Because the study sample was small, LiPuma hopes expanded studies can be performed to determine whether the results hold with larger numbers of CF patients.
What LiPuma’s research means for the future of CF care is uncertain. “What we do know is that antibiotic therapy has absolutely led to increased survival in CF,” he says, “and there’s plenty of data to not only suggest but to indicate that the more intensive antibiotic use over the past decade has benefited patients greatly and that early aggressive therapy now for new infections is holding real promise for either eradicating early infection or at least postponing it and thereby preserving lung. What this study does is it raises the question, is there a tipping point after which we are starting to work against ourselves, in a way, with antibiotics, and if so, how is that happening?”
One hypothesis, according to LiPuma, is that antibiotics may be killing off some species that are helping to keep other, more virulent species in check in the lung. Perhaps more judicious use of antibiotics after a certain point in time in the disease progression is needed. The study makes no recommendations with regard to care for CF patients because the answers remain unclear.

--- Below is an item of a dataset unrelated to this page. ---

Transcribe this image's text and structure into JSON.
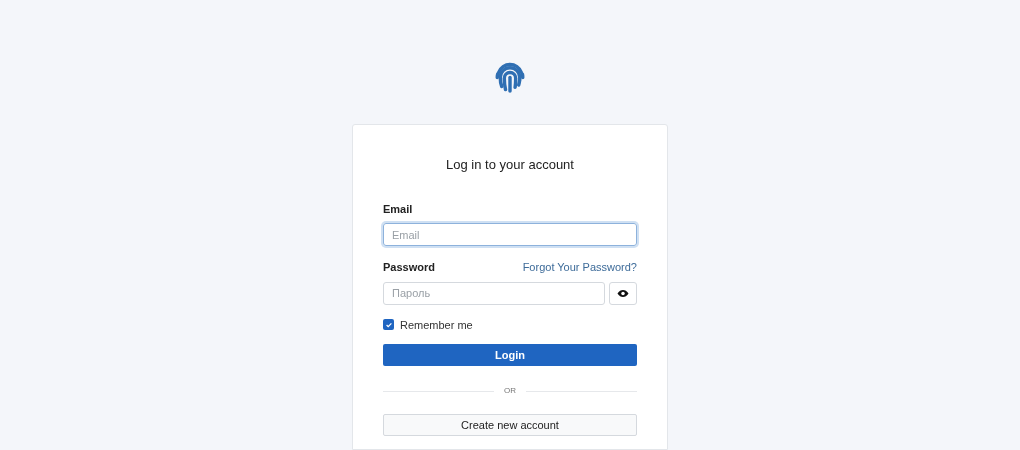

“What we do have, though,” LiPuma says, “is a better understanding of what’s happening in the lungs of patients through the course of 10 years, watching their disease progress. As we understand it more and confirm some of the findings found in this paper, it then generates hypotheses that can be tested, such as maybe we ought to think about a slightly different way of giving antibiotics. The study also raises possibilities about mechanisms: What’s the mechanism by which these last few surviving species are able to hang on, are able to fill the room we’ve made by clearing out some of the other ones? So it’s informative because it gives us a clearer picture of what’s going on and whenever we have a clearer picture, it generates more questions. Those questions can generate hypotheses that may eventually, hopefully, lead to interventional trials.”
— Carolyn Gutierrez is a freelance writer based in New York City.